High-Density Proximity Mapping Reveals the Subcellular Organization of mRNA-Associated Granules and Bodies

Cytoplasm 0303 health sciences Intracellular Space Proteins RNA-Binding Proteins Cytoplasmic Granules DNA-Binding Proteins 03 medical and health sciences Stress, Physiological Humans RNA RNA, Messenger Carrier Proteins
DOI: 10.1016/j.molcel.2017.12.020 Publication Date: 2018-01-25T16:35:31Z
ABSTRACT
mRNA processing, transport, translation, and ultimately degradation involve a series of dedicated protein complexes that often assemble into large membraneless structures such as stress granules (SGs) and processing bodies (PBs). Here, systematic in vivo proximity-dependent biotinylation (BioID) analysis of 119 human proteins associated with different aspects of mRNA biology uncovers 7424 unique proximity interactions with 1,792 proteins.
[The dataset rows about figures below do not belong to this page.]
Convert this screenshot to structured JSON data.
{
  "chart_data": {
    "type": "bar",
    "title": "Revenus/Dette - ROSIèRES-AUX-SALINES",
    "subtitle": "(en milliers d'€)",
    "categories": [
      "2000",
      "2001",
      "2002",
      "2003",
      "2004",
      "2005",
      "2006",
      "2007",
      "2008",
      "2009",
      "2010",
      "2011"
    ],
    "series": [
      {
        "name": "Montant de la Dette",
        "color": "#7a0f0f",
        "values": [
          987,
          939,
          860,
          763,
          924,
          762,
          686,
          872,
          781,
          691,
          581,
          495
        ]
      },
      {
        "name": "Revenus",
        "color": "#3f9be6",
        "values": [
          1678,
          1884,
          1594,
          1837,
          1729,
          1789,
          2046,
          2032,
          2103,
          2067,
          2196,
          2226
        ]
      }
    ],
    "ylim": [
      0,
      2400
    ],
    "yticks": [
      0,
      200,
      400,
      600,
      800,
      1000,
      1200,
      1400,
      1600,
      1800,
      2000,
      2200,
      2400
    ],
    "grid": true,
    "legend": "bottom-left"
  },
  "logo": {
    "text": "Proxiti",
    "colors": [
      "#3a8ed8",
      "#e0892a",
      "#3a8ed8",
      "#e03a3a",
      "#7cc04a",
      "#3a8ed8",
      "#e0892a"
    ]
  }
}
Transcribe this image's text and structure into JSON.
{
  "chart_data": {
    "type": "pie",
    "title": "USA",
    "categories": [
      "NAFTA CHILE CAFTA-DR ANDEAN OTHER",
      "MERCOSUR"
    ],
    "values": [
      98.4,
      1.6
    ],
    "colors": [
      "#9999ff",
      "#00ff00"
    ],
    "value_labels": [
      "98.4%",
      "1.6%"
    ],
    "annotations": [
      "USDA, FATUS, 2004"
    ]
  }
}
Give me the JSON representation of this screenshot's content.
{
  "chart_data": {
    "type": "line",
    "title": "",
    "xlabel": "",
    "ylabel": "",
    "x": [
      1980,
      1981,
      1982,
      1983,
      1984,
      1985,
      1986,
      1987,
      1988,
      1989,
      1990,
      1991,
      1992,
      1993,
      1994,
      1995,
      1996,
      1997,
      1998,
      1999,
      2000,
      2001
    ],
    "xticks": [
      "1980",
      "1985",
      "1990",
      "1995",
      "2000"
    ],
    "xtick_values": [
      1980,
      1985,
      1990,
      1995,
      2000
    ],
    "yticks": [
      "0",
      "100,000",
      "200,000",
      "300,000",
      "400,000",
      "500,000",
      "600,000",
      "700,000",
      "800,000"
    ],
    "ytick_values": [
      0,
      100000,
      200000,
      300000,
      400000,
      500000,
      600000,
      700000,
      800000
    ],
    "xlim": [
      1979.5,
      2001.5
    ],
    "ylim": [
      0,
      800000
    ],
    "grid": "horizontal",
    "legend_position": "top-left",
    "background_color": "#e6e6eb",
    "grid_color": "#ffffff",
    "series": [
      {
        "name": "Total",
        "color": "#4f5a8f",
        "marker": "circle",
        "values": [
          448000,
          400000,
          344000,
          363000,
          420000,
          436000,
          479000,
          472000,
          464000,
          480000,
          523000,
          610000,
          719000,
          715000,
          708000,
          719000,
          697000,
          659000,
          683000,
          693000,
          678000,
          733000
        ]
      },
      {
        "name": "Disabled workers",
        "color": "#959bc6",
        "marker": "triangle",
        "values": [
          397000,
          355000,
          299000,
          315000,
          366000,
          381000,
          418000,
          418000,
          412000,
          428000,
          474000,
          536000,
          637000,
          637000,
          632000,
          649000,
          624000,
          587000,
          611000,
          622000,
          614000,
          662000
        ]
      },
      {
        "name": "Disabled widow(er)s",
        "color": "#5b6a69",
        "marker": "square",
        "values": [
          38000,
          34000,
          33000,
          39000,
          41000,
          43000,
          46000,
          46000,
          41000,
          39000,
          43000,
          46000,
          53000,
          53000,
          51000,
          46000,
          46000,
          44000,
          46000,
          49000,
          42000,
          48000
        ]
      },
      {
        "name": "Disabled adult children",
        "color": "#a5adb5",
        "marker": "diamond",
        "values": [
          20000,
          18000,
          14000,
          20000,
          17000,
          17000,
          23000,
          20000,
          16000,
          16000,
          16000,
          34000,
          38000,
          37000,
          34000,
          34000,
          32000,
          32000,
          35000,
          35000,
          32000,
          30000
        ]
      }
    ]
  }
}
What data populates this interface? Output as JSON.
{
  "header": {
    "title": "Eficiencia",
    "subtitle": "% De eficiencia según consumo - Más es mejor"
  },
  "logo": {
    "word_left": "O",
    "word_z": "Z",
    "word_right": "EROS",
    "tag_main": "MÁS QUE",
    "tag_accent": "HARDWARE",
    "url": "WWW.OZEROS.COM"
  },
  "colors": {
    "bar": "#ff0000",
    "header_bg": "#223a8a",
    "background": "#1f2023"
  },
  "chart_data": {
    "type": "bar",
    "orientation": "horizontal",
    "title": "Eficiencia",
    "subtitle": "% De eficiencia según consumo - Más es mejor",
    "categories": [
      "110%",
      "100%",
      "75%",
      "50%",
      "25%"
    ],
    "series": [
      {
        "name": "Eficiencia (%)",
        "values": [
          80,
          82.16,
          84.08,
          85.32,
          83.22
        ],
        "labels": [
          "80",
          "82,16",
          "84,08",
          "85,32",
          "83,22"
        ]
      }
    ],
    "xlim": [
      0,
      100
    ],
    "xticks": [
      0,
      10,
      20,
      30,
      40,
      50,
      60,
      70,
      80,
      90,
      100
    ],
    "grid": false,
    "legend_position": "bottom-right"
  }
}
Classical bait-prey analysis reveals connections of hundreds of proteins to distinct mRNA-associated processes or complexes, including the splicing and transcriptional elongation machineries (protein phosphatase 4) and the CCR4-NOT deadenylase complex (CEP85, RNF219, and KIAA0355). Analysis of correlated patterns between endogenous preys uncovers the spatial organization of RNA regulatory structures and enables the definition of 144 core components of SGs and PBs. We report preexisting contacts between most core SG proteins under normal growth conditions and demonstrate that several core SG proteins (UBAP2L, CSDE1, and PRRC2C) are critical for the formation of microscopically visible SGs.